Pero podría suceder que también a medio o largo plazo se viera frustrada la esperanza puesta en una educación que, acaso tampoco en este campo, pueda lograr sus objetivos. Las razones de su fracaso son diversas. Unas son generales y el fracaso en este punto sería enteramente semejante al fracaso de la educación en otros campos: no cabe esperar cambiar problemas sociales de una profundidad radical mediante la prédica abstracta, o la mera recomendación sanitaria o pedagógica. Habría que alcanzar la profunda raíz de esos comportamientos peligrosamente negativos. Mostrar los riesgos para la salud, que son generalmente conocidos, tiene un efecto menor sobre estos comportamientos, sin que por ello debamos abandonar el esfuerzo. Pero la raíz elemental de esas formas de negación de sí mismo está lejos de ser tocada por nuestras recomendaciones pedagógicas, higiénicas o sanitarias, esa raíz – a mi juicio – cava a un nivel de realidad más profundo.

Una queja alarmante se extiende entre la población, una queja que puede resultar especialmente dolorosa cuando la expresan voces jóvenes, la queja de asfixiante aburrimiento. No es la desidia ocasional, sino un aburrimiento substancial que arroja un manto de ceniza sobre la existencia. Es la atonía del tedium vitae, la paradójica emoción del hastío, una cansada indolencia que se expresa en un carácter adusto, que esconde una tristeza abismal. El fondo del que nace esa queja es históricamente más profundo que nuestros análisis psicológicos, higiénicos o sanitarios. Un niño de doce años no debiera beber en ningún caso y no sólo por los efectos insanos del alcohol, pero – llegado el momento – la bebida y la comida son medios fundamentales de la convivencia.

Pero son justamente los modos de nuestra convivencia los que han sufrido una profunda erosión. Como enseñaban viejos maestros hemos de beber siempre porque estamos felices, jamás porque estamos tristes.

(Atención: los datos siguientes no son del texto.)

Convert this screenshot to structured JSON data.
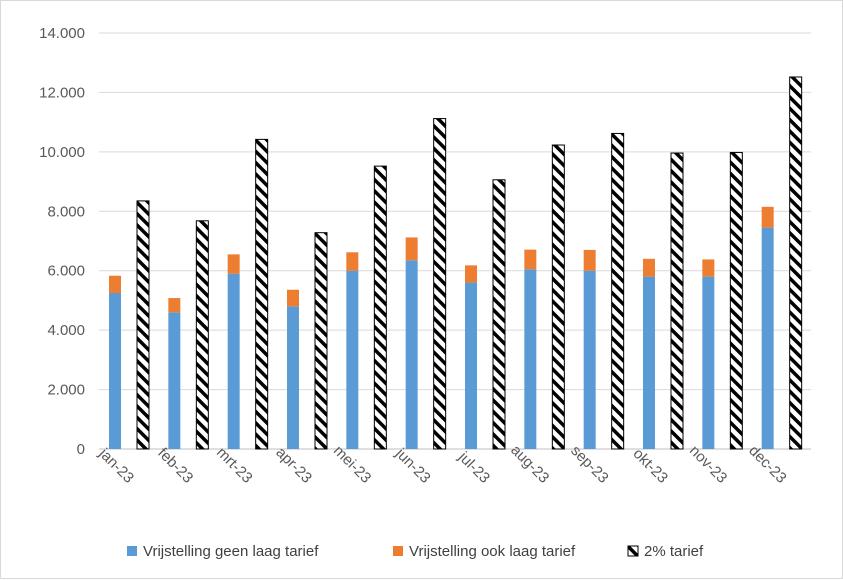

Sin embargo, la felicidad – que fuera una categoría política fundamental – ha sido relegada a los libros de autoayuda. Pero esa felicidad capaz de sobrepujar el hastío no está al alcance de nuestra pedagogía, ni de nuestra medicina. Tampoco parece posible la restauración – siquiera fuera en pequeño grado – de las formas elementales de la convivencia, cuya descomposición padecemos. En tales condiciones, desgraciadamente siempre será mejor no beber.